À dire vrai, et cela, à bien des signes tangibles (…), nous étions un certain nombre, depuis un certain temps, à être quelque peu inquiets du devenir des liens récemment encore très forts entre les deux pays : le Togo et la France, que tant de sangs et de cœurs mêlés assignent à un bel unisson et à un attachement mutuellement indéfectible.
Grande ! Se mesure donc, notre satisfaction ouvertement militante, qui, je l’avoue, ne connaît de cesse de s’allégrer, d’apprendre que le président de la République, Monsieur Faure Gnassingbé, en visite officielle en France sur invitation de son homologue français, Monsieur Emmanuel Macron, a eu un dîner de travail avec ce dernier ; lequel, il faut bien le reconnaître, n’avait pas toujours été tout à fait soucieux et mainteneur de la proximité et de l’intensité qui avaient constamment émaillé les relations franco-togolaises, puisqu’à plusieurs reprises déjà, sans doute par une imparfaite appréciation, il venait jusqu’aux bords de notre pays, sans désirément sauter le pas pour le visiter et le saluer.
Refermons vite cette regrettable parenthèse pour en revenir à l’objet principal de cet éditorial, à savoir cette visite…
Je sais d’expérience que la France, quand elle reçoit, ne reçoit jamais par hasard, et, si même le hasard a parfois de l’esprit à travers d’étonnantes coïncidences, il n’existe généralement pas de hasard en diplomatie où tout est calcul, intérêt et pragmatisme.

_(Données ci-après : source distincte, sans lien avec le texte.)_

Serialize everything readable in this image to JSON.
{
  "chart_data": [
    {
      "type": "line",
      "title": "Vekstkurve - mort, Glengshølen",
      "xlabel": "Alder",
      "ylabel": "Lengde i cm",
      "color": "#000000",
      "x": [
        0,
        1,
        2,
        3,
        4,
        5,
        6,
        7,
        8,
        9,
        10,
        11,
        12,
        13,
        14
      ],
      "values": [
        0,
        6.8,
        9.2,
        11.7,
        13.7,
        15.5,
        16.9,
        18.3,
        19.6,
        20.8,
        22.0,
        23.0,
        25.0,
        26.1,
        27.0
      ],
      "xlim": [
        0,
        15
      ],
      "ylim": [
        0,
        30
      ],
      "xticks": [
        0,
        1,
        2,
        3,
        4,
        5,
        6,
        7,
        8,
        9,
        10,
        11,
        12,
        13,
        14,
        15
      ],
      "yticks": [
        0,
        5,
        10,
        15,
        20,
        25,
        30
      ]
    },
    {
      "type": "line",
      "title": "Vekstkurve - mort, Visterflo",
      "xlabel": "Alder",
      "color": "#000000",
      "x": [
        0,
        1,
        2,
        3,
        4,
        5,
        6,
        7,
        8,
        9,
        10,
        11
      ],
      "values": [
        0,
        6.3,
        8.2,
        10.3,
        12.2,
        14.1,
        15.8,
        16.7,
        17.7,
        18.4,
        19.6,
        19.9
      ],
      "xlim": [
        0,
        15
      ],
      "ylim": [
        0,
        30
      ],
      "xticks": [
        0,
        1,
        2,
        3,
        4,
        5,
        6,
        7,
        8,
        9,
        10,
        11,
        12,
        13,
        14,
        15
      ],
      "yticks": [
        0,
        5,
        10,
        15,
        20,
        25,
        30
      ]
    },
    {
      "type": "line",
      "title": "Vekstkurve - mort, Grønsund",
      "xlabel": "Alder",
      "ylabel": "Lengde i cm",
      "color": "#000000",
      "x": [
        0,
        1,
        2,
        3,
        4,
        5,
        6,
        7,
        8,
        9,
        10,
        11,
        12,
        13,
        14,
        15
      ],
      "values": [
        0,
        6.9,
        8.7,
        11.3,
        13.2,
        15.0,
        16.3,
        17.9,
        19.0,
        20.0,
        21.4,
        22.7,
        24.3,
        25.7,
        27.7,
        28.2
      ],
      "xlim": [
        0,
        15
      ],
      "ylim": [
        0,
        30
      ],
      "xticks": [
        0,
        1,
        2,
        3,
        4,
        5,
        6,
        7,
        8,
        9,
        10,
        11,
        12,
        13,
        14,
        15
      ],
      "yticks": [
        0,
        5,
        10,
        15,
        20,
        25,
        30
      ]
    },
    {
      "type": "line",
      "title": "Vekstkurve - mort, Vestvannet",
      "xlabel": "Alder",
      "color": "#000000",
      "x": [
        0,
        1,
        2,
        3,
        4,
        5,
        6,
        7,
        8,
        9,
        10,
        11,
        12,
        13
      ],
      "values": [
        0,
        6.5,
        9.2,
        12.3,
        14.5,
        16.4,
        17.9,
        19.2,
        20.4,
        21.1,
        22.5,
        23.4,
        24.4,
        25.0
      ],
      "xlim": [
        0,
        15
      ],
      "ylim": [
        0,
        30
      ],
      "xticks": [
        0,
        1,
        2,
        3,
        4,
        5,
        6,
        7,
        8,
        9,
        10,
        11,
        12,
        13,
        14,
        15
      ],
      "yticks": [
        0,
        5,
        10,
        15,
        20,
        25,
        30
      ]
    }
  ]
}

C’est ainsi que s’agissant de la France, bien qu’il y demeure encore une certaine forme de générosité tonale en ses principes, sa psychologie diplomatique a des mœurs qui la conduisent, -d’ailleurs comme toutes les puissances et, du reste, tous les pays normalement constitués-, non seulement droit à ses intérêts, mais aussi PRAGMATIQUEMENT droit vers les sphères où s’agitent des ÉVIDENCES.
Des évidences limpides et lourdes de sens…
Aujourd’hui, notre pays le Togo, sous la férule d’une diplomatie inspirée par le président Faure, axée sur la nécessité d’une véritable intégration régionale par le développement économique et social et sur le dialogue partout où des liens peuvent être tissés, renoués, et sur la paix partout où elle peut être sauvée et rétablie, a acquis une dimension clairement indéniable sur le continent. Dimension dont les répercussions font désormais multiplement écho dans toutes les chancelleries du monde !
Et donc, la France qui – pays inventeur de la diplomatie moderne à travers la notion de la raison d’État par les soins du cardinal de Richelieu – regarde, observe, constate et projette, ne peut que reconnaître, saluer, applaudir et encourager un tel élan créateur de dialogues et de paix entre les peuples, au moment même où le monde se fait peur par la résurgence de la guerre froide d’une part, et d’autre part la crainte d’une confrontation directe ou indirecte (Taïwan interposé) entre les USA et la Chine, sans compter l’Afrique qui, elle-même en son sein, est confrontée à un extrémisme violent de plus en plus meurtrier ; et que dire du soulèvement sur le continent d’un puissant sentiment anti-occidental, certes compréhensible à bien des égards, mais largement instrumentalisé par l’émergence de puissantes avidités…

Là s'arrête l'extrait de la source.